Excluding specialist courts and tribunals which deal with matters such as employment law, criminal law or Landlord and Tenant matters, there are five principal Courts:

The District Court
The Circuit Court
The High Court
The Court of Appeal
The Supreme Court

You can learn more about each court by reading below, however the District, Circuit and High Court are largely differentiated by the monetary jurisdiction of each. The maximum limit of a claim you can bring in the District Court is €15,000 and maximum claim in the Circuit Court  (other than for personal injury claims) is from €15,001 to €75,000. The jurisdiction of the Circuit Court for personal injury actions (as defined in Section 2 of the Civil Liability and Courts Act 2004) is limited to €60,000.

There is no limit to an award which the High Court can make.

O’Dowd Solicitors represent clients in contentious matters at all levels from District Court to High Court and beyond. We have the skill and expertise to get you the result you need and at an affordable price.

FREE CASE EVALUATION
District Court

The District Court is a quick, cheap and efficient method of resolving small claims. Claims of a civil (i.e. not criminal) nature which fall within the District Court include

•    Debts for less than €15,000
•    Defective Products
•    Smaller commercial Landlord and Tenant matters (Residential Matters are dealt with by the PRTB)
•    Disputes between adjoining neighbours involving party walls, hedges or overhanging trees
•    Applications for Noise reduction under Environmental legislation.

Normally a matter will be heard within a matter of months. In addition to making an aware a District Court judge may award costs, and these will normally be given to the successful party. The costs which the losing side will have to pay are according to a scale, however additional items such as witness expenses may be added. All told however, the District Court normally represents a speedy and affordable way to resolve disputes.

Circuit Court

The Circuit Court, like the District Court has a limited jurisdiction. However in the case of the Circuit Court in civil proceedings (other than personal injury claims) this is from €15,001 to €75,000. The jurisdiction of the Circuit Court for personal injury actions (as defined in Section 2 of the Civil Liability and Courts Act 2004) is limited to €60,000 unless all parties agree that it be unlimited.
Matters commonly heard in the Circuit Court include

  • Debts of up to €75,000
  • Personal Injury matters where the damages are not likely to exceed €60,000
  • Property disputes, e.g. concerning ownership, rights of way
  • Substantial disputes with Commercial Tenants

Costs in the Circuit Court are invariably higher than the District Court, but less than the High Court. The procedure in the Circuit Court also tends to be slower, and in some cases it is prudent to brief a barrister.
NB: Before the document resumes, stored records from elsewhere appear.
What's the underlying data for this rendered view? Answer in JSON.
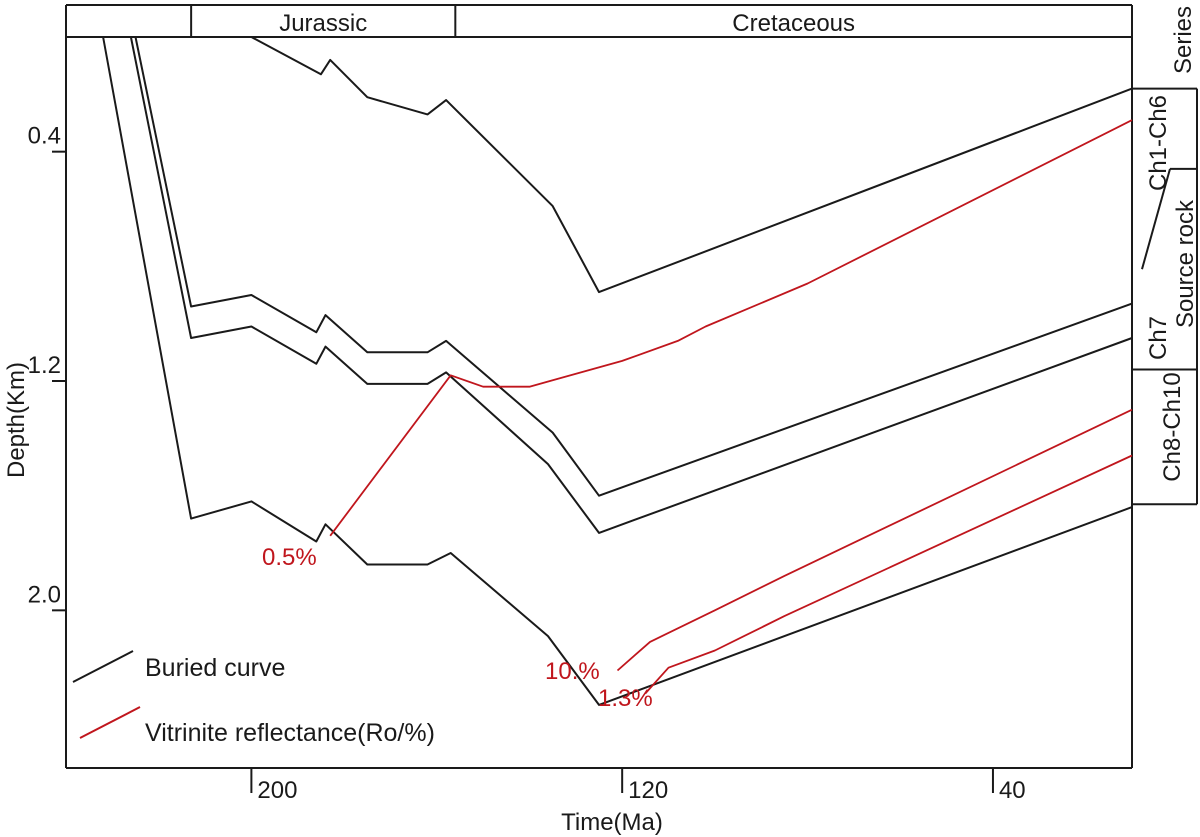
{
  "chart_data": {
    "type": "line",
    "xlabel": "Time(Ma)",
    "ylabel": "Depth(Km)",
    "x_ticks": [
      200,
      120,
      40
    ],
    "y_ticks": [
      "0.4",
      "1.2",
      "2.0"
    ],
    "xlim": [
      240,
      10
    ],
    "ylim": [
      0,
      2.55
    ],
    "periods": [
      {
        "label": "",
        "start": 240,
        "end": 213
      },
      {
        "label": "Jurassic",
        "start": 213,
        "end": 156
      },
      {
        "label": "Cretaceous",
        "start": 156,
        "end": 10
      }
    ],
    "right_column": {
      "series_label": "Series",
      "zones": [
        {
          "label": "Ch1-Ch6",
          "top": 0.18,
          "bottom": 1.16
        },
        {
          "label": "Ch7",
          "top": 0.81,
          "bottom": 1.16
        },
        {
          "label": "Source rock",
          "top": 0.46,
          "bottom": 1.16
        },
        {
          "label": "Ch8-Ch10",
          "top": 1.16,
          "bottom": 1.63
        }
      ]
    },
    "buried_curves": [
      {
        "points": [
          [
            227,
            0
          ],
          [
            213,
            0
          ],
          [
            200,
            0
          ],
          [
            185,
            0.13
          ],
          [
            183,
            0.08
          ],
          [
            175,
            0.21
          ],
          [
            162,
            0.27
          ],
          [
            158,
            0.22
          ],
          [
            135,
            0.59
          ],
          [
            125,
            0.89
          ],
          [
            10,
            0.18
          ]
        ]
      },
      {
        "points": [
          [
            225,
            0
          ],
          [
            213,
            0.94
          ],
          [
            200,
            0.9
          ],
          [
            186,
            1.03
          ],
          [
            184,
            0.97
          ],
          [
            175,
            1.1
          ],
          [
            162,
            1.1
          ],
          [
            158,
            1.06
          ],
          [
            135,
            1.38
          ],
          [
            125,
            1.6
          ],
          [
            10,
            0.93
          ]
        ]
      },
      {
        "points": [
          [
            226,
            0
          ],
          [
            213,
            1.05
          ],
          [
            200,
            1.01
          ],
          [
            186,
            1.14
          ],
          [
            184,
            1.08
          ],
          [
            175,
            1.21
          ],
          [
            162,
            1.21
          ],
          [
            158,
            1.17
          ],
          [
            136,
            1.49
          ],
          [
            125,
            1.73
          ],
          [
            10,
            1.05
          ]
        ]
      },
      {
        "points": [
          [
            232,
            0
          ],
          [
            213,
            1.68
          ],
          [
            200,
            1.62
          ],
          [
            186,
            1.76
          ],
          [
            184,
            1.7
          ],
          [
            175,
            1.84
          ],
          [
            162,
            1.84
          ],
          [
            157,
            1.8
          ],
          [
            136,
            2.09
          ],
          [
            125,
            2.33
          ],
          [
            10,
            1.64
          ]
        ]
      }
    ],
    "vitrinite_curves": [
      {
        "points": [
          [
            183,
            1.74
          ],
          [
            157,
            1.18
          ],
          [
            150,
            1.22
          ],
          [
            140,
            1.22
          ],
          [
            120,
            1.13
          ],
          [
            108,
            1.06
          ],
          [
            102,
            1.01
          ],
          [
            80,
            0.86
          ],
          [
            10,
            0.29
          ]
        ]
      },
      {
        "points": [
          [
            121,
            2.21
          ],
          [
            114,
            2.11
          ],
          [
            100,
            2.0
          ],
          [
            85,
            1.88
          ],
          [
            10,
            1.3
          ]
        ]
      },
      {
        "points": [
          [
            115,
            2.29
          ],
          [
            110,
            2.2
          ],
          [
            100,
            2.14
          ],
          [
            85,
            2.02
          ],
          [
            10,
            1.46
          ]
        ]
      }
    ],
    "annotations": [
      "0.5%",
      "10.%",
      "1.3%"
    ],
    "legend": [
      {
        "label": "Buried curve",
        "color": "#1a1a1a"
      },
      {
        "label": "Vitrinite reflectance(Ro/%)",
        "color": "#c0161d"
      }
    ],
    "colors": {
      "buried": "#1a1a1a",
      "vitrinite": "#c0161d"
    }
  }
}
Beginning a Circuit Court case is not something that should be done without the best of legal advice. O’Dowd Solicitors will advise you as to the strengths and weaknesses of you case, and advise you of the likely costs involved at the outset.

High Court

The High Court is one of two Courts explicitly referred to in the Irish Constitution, the other being the Supreme Court. It is set out in Article 34 that it has “power to determine all matters and questions whether of law or fact, civil or criminal”. It goes without saying that commencing or defending a High Court matter is a very big deal and you need the best advice before you begin and during the proceedings.

The High Court will deal with disputes of greater value that either the District or Circuit Court. The High Court will also deal with matters such the Judicial Review of a decision made by a state body, such as planning decisions; disputes involving high value property and challenges to the Constitutionality of Legislation. Personal Injury matters are often heard in the High Court in cases where the Injuries Board are unable to assess the claim or where a party is not satisfied with their assessment.